Saturday, 4 April 2009

Fatal Contact


Directed by: Dennis Law
Written by: Dennis Law & Herman Yau
Starring: Wu Jing, Ronald Cheng, Miki Yeung & Kenneth Lo

While not always successful in its intentions to deliver believable drama alongside some magnificent martial arts action, Fatal Contact is nevertheless an enjoyable fight flick that once again shows off the incredible skills of leading man, Wu Jing (SPL, Invisible Target). He plays Kong, a national team karate champ who is making ends meet by touring with a performing circus show. However, some local gangsters (including Lam Suet and Yu Xing) take notice of his skills and offer him respectable money to take part in some full contact, underground fights. He refuses but is later persuaded by fellow circus member and budding romance interest Tin (Miki Yueng). Kong immediately impresses in the fight arena and earns a deadly reputation and increasing wage. He also befriends Captain (Cheng) a bumbling henchman for the gangsters who may also be a gifted fighter. As the fights increase in danger and the money becomes harder and harder to resist, Kong finds his life taking on a darker side, not least in the possible questionable motives of Tin being with him and continually persuading him to fight.

First and foremost, Fatal Contact is a superb fight flick. If you are sick and tired of over-shot and over-cut fight scenes then check out the crisp clear, one-on-one duels of Fatal Contact. It may still be movie fighting and wires are used here and there, but the fights are knuckle-busting, high-kicking, full-contact as good as it gets. Staged by Nicky Li (from the Jackie Chan Stunt Team), the glorious dust ups let Jing showcase his impressive bootwork skills. The fights are refreshingly allowed to play out and it’s great to see a flick packed with so many fights of the hero taking on increasingly dangerous opponents. The showstopper has to be the three way fight were Jing takes on a massive, tattooed foreigner, a nasty dude with nails in his shoes (Kenji Tanigaki) and finally Andy On from Invisible Target and New Police Story.
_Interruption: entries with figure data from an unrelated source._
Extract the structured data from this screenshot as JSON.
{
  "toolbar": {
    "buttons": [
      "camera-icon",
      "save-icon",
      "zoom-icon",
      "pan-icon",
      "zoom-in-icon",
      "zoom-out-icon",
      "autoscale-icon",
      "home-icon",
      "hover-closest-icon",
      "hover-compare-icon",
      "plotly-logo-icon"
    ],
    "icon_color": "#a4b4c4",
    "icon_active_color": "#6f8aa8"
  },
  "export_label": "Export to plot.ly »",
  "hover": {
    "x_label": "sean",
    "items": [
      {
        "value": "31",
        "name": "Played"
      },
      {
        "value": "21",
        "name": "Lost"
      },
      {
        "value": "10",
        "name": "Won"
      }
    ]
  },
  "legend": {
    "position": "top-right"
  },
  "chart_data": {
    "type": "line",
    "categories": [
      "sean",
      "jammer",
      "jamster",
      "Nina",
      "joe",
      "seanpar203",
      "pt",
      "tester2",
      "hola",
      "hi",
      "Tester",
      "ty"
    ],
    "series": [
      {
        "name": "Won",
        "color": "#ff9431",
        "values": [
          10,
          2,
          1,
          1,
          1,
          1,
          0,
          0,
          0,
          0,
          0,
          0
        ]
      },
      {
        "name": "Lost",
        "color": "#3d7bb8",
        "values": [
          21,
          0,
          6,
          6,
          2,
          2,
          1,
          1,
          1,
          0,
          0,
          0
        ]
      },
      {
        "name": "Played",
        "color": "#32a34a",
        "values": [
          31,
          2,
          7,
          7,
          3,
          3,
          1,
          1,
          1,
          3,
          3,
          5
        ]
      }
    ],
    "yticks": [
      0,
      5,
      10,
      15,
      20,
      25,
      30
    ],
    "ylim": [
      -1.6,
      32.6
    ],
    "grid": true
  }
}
Where Fatal Contact fumbles is in the wishy-washy almost cardboard cut-out storyline. It’s nothing we haven’t seen before and the dialogue and acting are often trite and superfluous. Miki Yeung comes off particularly bad as Tin, as she is such a bland and dislikeable character you wonder what Kong sees in her (apart from being extremely attractive). Her final act revelation is also signposted a mile off, leading to a finale which will divide audiences down the middle. It’s certainly a bravely downbeat ending and while I had no real problem with it, the ending will frustrate some. This is perhaps due to it being more over-the-top than the rest of the film. However, if can get past the sometimes lazy acting and cringe worthy dialogue, Fatal Contact also delivers some fine photography (courtesy of Herman Yau), a fun performance from Ronald Cheng (who never goes over-the-top in his comedy sidekick role) and another impressive turn from star on the rise Jing.

Pleasingly old school in its approach and delivering some excellent martial arts action from the East, Fatal Contact is certainly recommended to fight fans and despite its faults an entertaining action film.